Las primeras palabras, en un pulcro latín, invadieron la sala del coro. Algo a regañadientes, Rodrigo comenzó a cantar junto a sus compañeros. «Y ni una sola muchacha en esta cárcel de piedra». Se sabía la canción, la habían cantado dos o tres veces ya en lo que llevaba en el monasterio. Las notas flotaban a su alrededor, casi interponiéndose entre su acalorada mente y las decenas de hombres, embutidos en las bastas ropas que los identificaban. Cerró los ojos, no quería ni verlos.
«Y tenemos que dormir en jergones, todos apiñados». El pensamiento perdió intensidad tras una sucesión de cambios de tono que le exigió concentrarse ligeramente en modular su voz. La melodía, calmada y tranquila, le atrapó durante dos minutos antes de que su indignada mente reiniciara la avalancha.

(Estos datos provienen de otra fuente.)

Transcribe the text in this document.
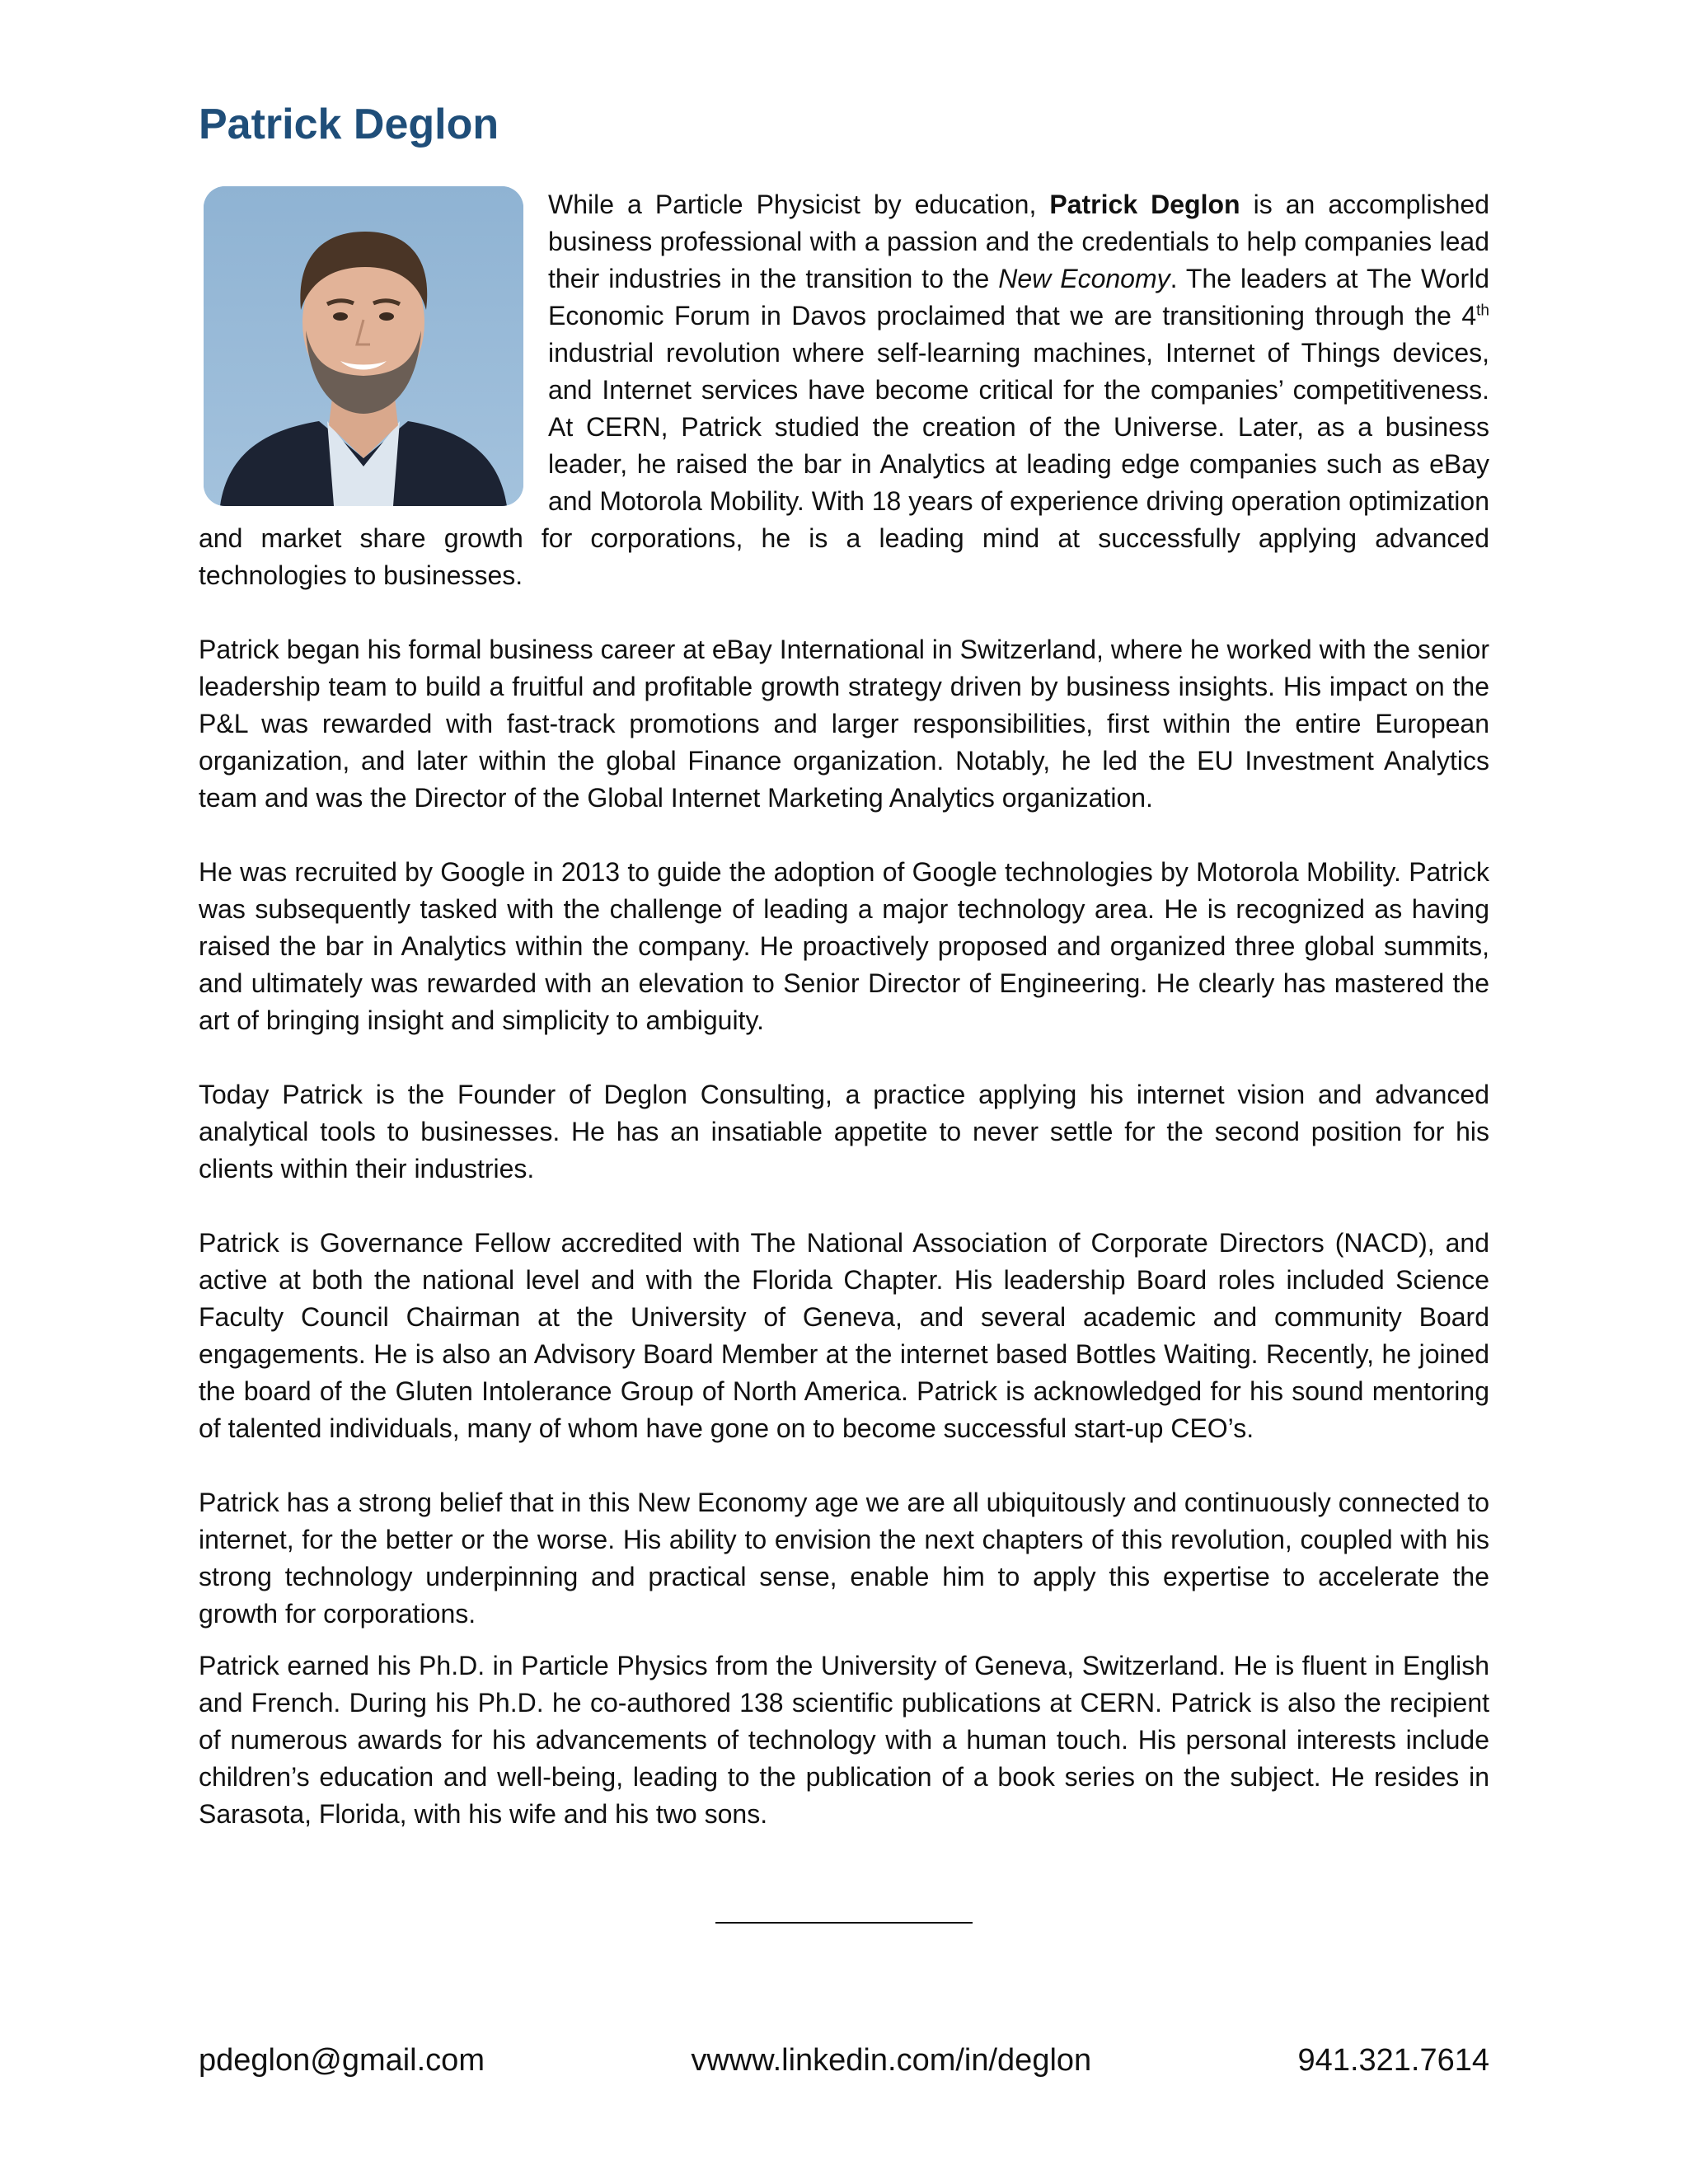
Patrick Deglon

While a Particle Physicist by education, Patrick Deglon is an accomplished business professional with a passion and the credentials to help companies lead their industries in the transition to the New Economy. The leaders at The World Economic Forum in Davos proclaimed that we are transitioning through the 4th industrial revolution where self-learning machines, Internet of Things devices, and Internet services have become critical for the companies’ competitiveness. At CERN, Patrick studied the creation of the Universe. Later, as a business leader, he raised the bar in Analytics at leading edge companies such as eBay and Motorola Mobility. With 18 years of experience driving operation optimization and market share growth for corporations, he is a leading mind at successfully applying advanced technologies to businesses.

Patrick began his formal business career at eBay International in Switzerland, where he worked with the senior leadership team to build a fruitful and profitable growth strategy driven by business insights. His impact on the P&L was rewarded with fast-track promotions and larger responsibilities, first within the entire European organization, and later within the global Finance organization. Notably, he led the EU Investment Analytics team and was the Director of the Global Internet Marketing Analytics organization.

He was recruited by Google in 2013 to guide the adoption of Google technologies by Motorola Mobility. Patrick was subsequently tasked with the challenge of leading a major technology area. He is recognized as having raised the bar in Analytics within the company. He proactively proposed and organized three global summits, and ultimately was rewarded with an elevation to Senior Director of Engineering. He clearly has mastered the art of bringing insight and simplicity to ambiguity.

Today Patrick is the Founder of Deglon Consulting, a practice applying his internet vision and advanced analytical tools to businesses. He has an insatiable appetite to never settle for the second position for his clients within their industries.

Patrick is Governance Fellow accredited with The National Association of Corporate Directors (NACD), and active at both the national level and with the Florida Chapter. His leadership Board roles included Science Faculty Council Chairman at the University of Geneva, and several academic and community Board engagements. He is also an Advisory Board Member at the internet based Bottles Waiting. Recently, he joined the board of the Gluten Intolerance Group of North America. Patrick is acknowledged for his sound mentoring of talented individuals, many of whom have gone on to become successful start-up CEO’s.

Patrick has a strong belief that in this New Economy age we are all ubiquitously and continuously connected to internet, for the better or the worse. His ability to envision the next chapters of this revolution, coupled with his strong technology underpinning and practical sense, enable him to apply this expertise to accelerate the growth for corporations.

Patrick earned his Ph.D. in Particle Physics from the University of Geneva, Switzerland. He is fluent in English and French. During his Ph.D. he co-authored 138 scientific publications at CERN. Patrick is also the recipient of numerous awards for his advancements of technology with a human touch. His personal interests include children’s education and well-being, leading to the publication of a book series on the subject. He resides in Sarasota, Florida, with his wife and his two sons.

pdeglon@gmail.com	vwww.linkedin.com/in/deglon	941.321.7614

«¿Y qué es eso de tener horarios tan estrictos? ¿Por qué no puedo quedarme durmiendo? ¿Por qué…?». La última queja no llegó a formarse. Uno de sus compañeros tenía una voz especialmente envolvente, un potente bajo que hacía que su pecho retumbase. Su tono de tenor pugnó por no ser eclipsado sin perder en ningún momento la perfecta armonía. Las notas le conducían en una danza que reverberaba entre las piedras. Rodrigo cogió aire y retomó el himno con tesón, plasmando sin poder evitarlo toda su alma en aquellas palabras. La suave caricia de la música fue barriendo su enfado poco a poco. La madera bajo sus pies vibraba, imitando a su garganta y a la de sus compañeros. Todo el espacio, protegido de las inclemencias de la naturaleza por las sólidas rocas, resonaba como un mismo ser. El himno terminó. Rodrigo abrió los ojos con una sensación de plenitud que le hizo suspirar.
« ¿Y en qué otro sitio podría cantar a diario?». Rodrigo sonrió, deseando que empezaran los salmos.